(le son du désert)

Je n'aurais jamais imaginé aller un jour à la chasse, encore moins aux serpents à sonnette, avec un fusil à lunette, et non pas le contraire ! Car le crotale est sourd comme tous les êtres de son espèce et seul le cobra indien porte des lunettes sur son dos. Tandis qu'Agnès est restée à la piscine avec Nathalie et Bernadette, deux nouvelles copines qui habitent Reims et dont les parents nous ont invités à une marshmallow party, j'ai suivi leurs grands frères et deux jeunes Américains faire les quatre cents coups dans le désert. Ils ont arrêté la voiture au milieu de nulle part et sorti un fusil du coffre. Ils gagnent leur argent de poche en revendant les peaux des crotales pour en faire des ceintures. Lorsqu'ils touchent un reptile, ils lui coupent aussitôt la tête parce qu'il paraît qu'il peut encore mordre, même décapité. Un peu comme les canards sans tête qui continuent à courir. Sauf que le serpent à sonnette est extrêmement venimeux. Ils retournent ensuite la peau comme on dépèce un lapin. Lorsqu'ils font chou blanc, ils s'entraînent sur les poteaux télégraphiques. J'étais un peu choqué par toute cette barbarie, mais fasciné par la sauvagerie de l'équipée rock 'n roll. Ils nomment Wild West, l'ouest sauvage, ce que nous appelons Far West, l'ouest lointain. Lointains ou sauvages, ces mondes m’attirent. Confronté à l’autre je me vois sous un angle nouveau, débarrassé de mes oripeaux. Le désert est une feuille de papier à musique encore vierge. Pas une note ne viendra se poser sur les fils télégraphiques. Tout semble possible. En rentrant, Jim repère une énorme mygale poilue sur le mur blanc de la maison. C'est le jour des émotions. Elle est grosse comme la main. Il l'attrape en la recouvrant avec un bocal, puis il passe une feuille de carton entre le mur et le récipient qu'il n'a plus qu'à retourner. J'aurais besoin d'un petit remontant ! Pas sûr que les brochettes de marshmallows grillés suffisent, en plus c'est brûlant... La bestiole affolée reste impressionnante derrière la paroi circulaire de son cercueil de verre. J'essaie de me rafraîchir avec de la pastèque.

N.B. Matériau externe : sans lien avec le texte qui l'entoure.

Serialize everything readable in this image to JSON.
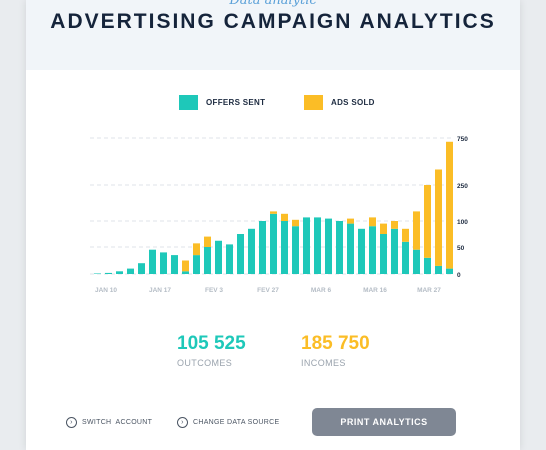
{
  "header": {
    "subtitle": "Data analytic",
    "title": "ADVERTISING CAMPAIGN ANALYTICS"
  },
  "colors": {
    "offers": "#1ec8b9",
    "ads": "#fbbd26",
    "header_bg": "#f1f5f9"
  },
  "legend": {
    "offers_label": "OFFERS SENT",
    "ads_label": "ADS SOLD"
  },
  "chart_data": {
    "type": "bar",
    "stacked": true,
    "grid": true,
    "x_tick_labels": [
      "JAN 10",
      "JAN 17",
      "FEV 3",
      "FEV 27",
      "MAR 6",
      "MAR 16",
      "MAR 27"
    ],
    "y_tick_labels": [
      "0",
      "50",
      "100",
      "250",
      "750"
    ],
    "y_tick_values": [
      0,
      50,
      100,
      250,
      750
    ],
    "series": [
      {
        "name": "OFFERS SENT",
        "values": [
          1,
          2,
          5,
          10,
          20,
          45,
          40,
          35,
          5,
          35,
          50,
          62,
          55,
          75,
          85,
          100,
          130,
          100,
          90,
          115,
          115,
          110,
          100,
          95,
          85,
          90,
          75,
          85,
          60,
          45,
          30,
          15,
          10
        ]
      },
      {
        "name": "ADS SOLD",
        "values": [
          0,
          0,
          0,
          0,
          0,
          0,
          0,
          0,
          20,
          22,
          20,
          0,
          0,
          0,
          0,
          0,
          10,
          30,
          15,
          0,
          0,
          0,
          0,
          15,
          0,
          25,
          20,
          15,
          25,
          95,
          220,
          400,
          700
        ]
      }
    ]
  },
  "stats": [
    {
      "value": "105 525",
      "label": "OUTCOMES"
    },
    {
      "value": "185 750",
      "label": "INCOMES"
    }
  ],
  "footer": {
    "switch_label": "SWITCH  ACCOUNT",
    "change_label": "CHANGE DATA SOURCE",
    "print_label": "PRINT ANALYTICS"
  }
}
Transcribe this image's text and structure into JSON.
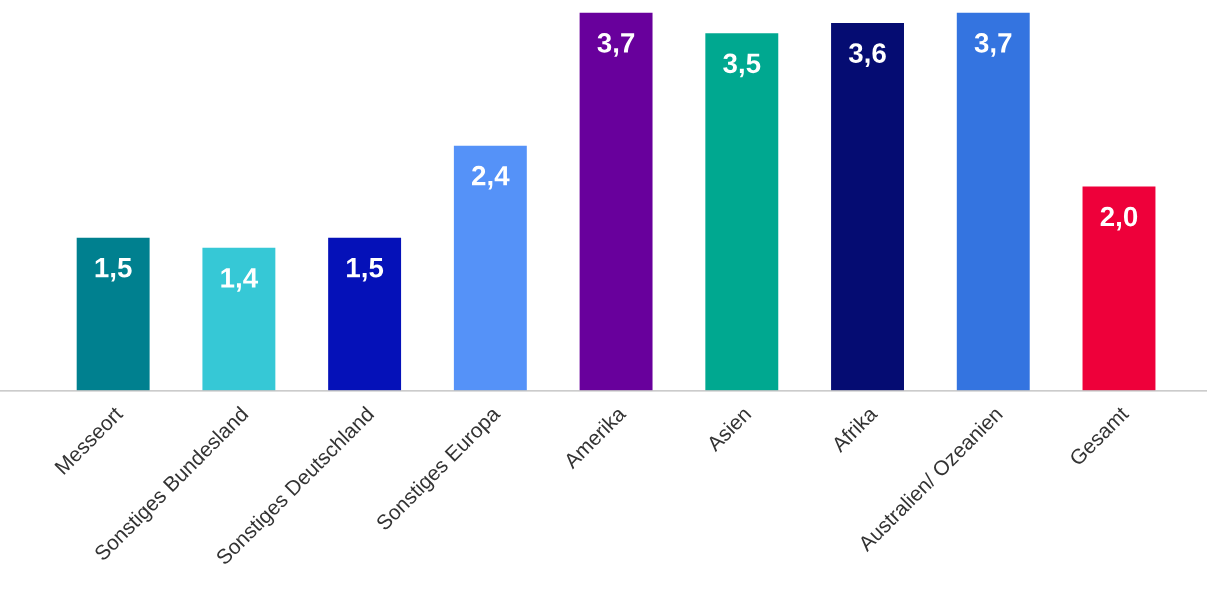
{
  "chart_data": {
    "type": "bar",
    "categories": [
      "Messeort",
      "Sonstiges Bundesland",
      "Sonstiges Deutschland",
      "Sonstiges Europa",
      "Amerika",
      "Asien",
      "Afrika",
      "Australien/ Ozeanien",
      "Gesamt"
    ],
    "values": [
      1.5,
      1.4,
      1.5,
      2.4,
      3.7,
      3.5,
      3.6,
      3.7,
      2.0
    ],
    "value_labels": [
      "1,5",
      "1,4",
      "1,5",
      "2,4",
      "3,7",
      "3,5",
      "3,6",
      "3,7",
      "2,0"
    ],
    "colors": [
      "#00808f",
      "#36c8d6",
      "#0511b8",
      "#5592f8",
      "#68009c",
      "#00a890",
      "#050c72",
      "#3474e0",
      "#ee003a"
    ],
    "tick_labels": "x",
    "grid": false
  }
}
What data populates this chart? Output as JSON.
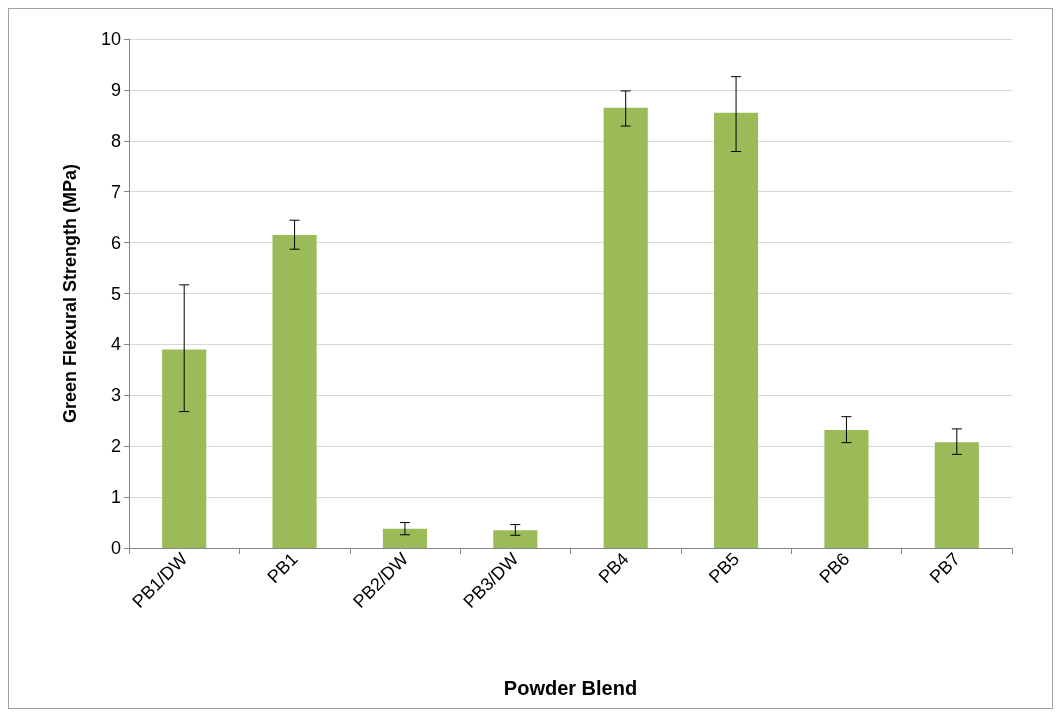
{
  "chart_data": {
    "type": "bar",
    "xlabel": "Powder Blend",
    "ylabel": "Green Flexural Strength (MPa)",
    "categories": [
      "PB1/DW",
      "PB1",
      "PB2/DW",
      "PB3/DW",
      "PB4",
      "PB5",
      "PB6",
      "PB7"
    ],
    "values": [
      3.9,
      6.15,
      0.38,
      0.35,
      8.65,
      8.55,
      2.32,
      2.08
    ],
    "errors": [
      [
        2.68,
        5.17
      ],
      [
        5.87,
        6.44
      ],
      [
        0.26,
        0.5
      ],
      [
        0.25,
        0.46
      ],
      [
        8.29,
        8.98
      ],
      [
        7.79,
        9.26
      ],
      [
        2.07,
        2.58
      ],
      [
        1.84,
        2.34
      ]
    ],
    "color": "#9bbb59",
    "ylim": [
      0,
      10
    ],
    "yticks": [
      0,
      1,
      2,
      3,
      4,
      5,
      6,
      7,
      8,
      9,
      10
    ],
    "grid": "y"
  }
}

Les Bornstein, qui ont une copieuse vie sociale, essaient de nous organiser des rencontres avec des Français. Je n'ose par leur dire que je préfère fréquenter des Américains. Nous allons chez les uns, les autres passent au ranch, et réciproquement. Les Oppenheimer et les Tolbert sont les plus assidus. Tout le monde adore converser sur ce qui se passe dans le monde, à ma plus grande joie, mais nous sommes préoccupés par notre départ pour Los Angeles qui est prévu pour demain 15 août. Mrs Bornstein n'a pas réussi à joindre ses amis architectes depuis lundi, or c'est le seul contact possible à L.A. Je tente de rassurer Agnès en lui répondant que si l'on ne connaît personne là-bas nous irons au commissariat de police leur expliquer que nous cherchons une solution pour nous loger. C'est évidemment un peu angoissant.


Avant de terminer nos bagages je fais une photo de ma petite sœur en Annie du Far West. Elle en prend souvent de moi, mais elles sont toujours complètement floues. Elle est incroyablement bronzée. Elle passera d'ailleurs toute sa vie à se tanner la peau. J'ai déployé l'album des Mothers of Invention dont j'ai lu et relu les notes, essayant de reconnaître tous les personnages sur le collage à l'intérieur de la pochette qui s'ouvre. Il y a même, glissée à côté du disque, une planche à découper comme dans celui des Beatles, sauf qu'ici la moustache de Zappa est aussi poilue que la mygale, le badge est remplacé par un téton et la carte postale par un dollar avec un nombril en son centre ! Je connaîtrai les paroles de toutes les chansons avant d'avoir vraiment entendu la musique. La pancarte WC appartient à Aaron. Je range tout dès qu'Agnès a terminé de repasser ses vêtements, et les miens ! Quand je pense qu'elle a lacé mes souliers toute mon enfance je devrais avoir honte. Elle plie, je range et boucle. Aussitôt un cheeseburger englouti nous filons à la bus station. Le car démarre à 1h15 p.m. Nous sommes inquiets.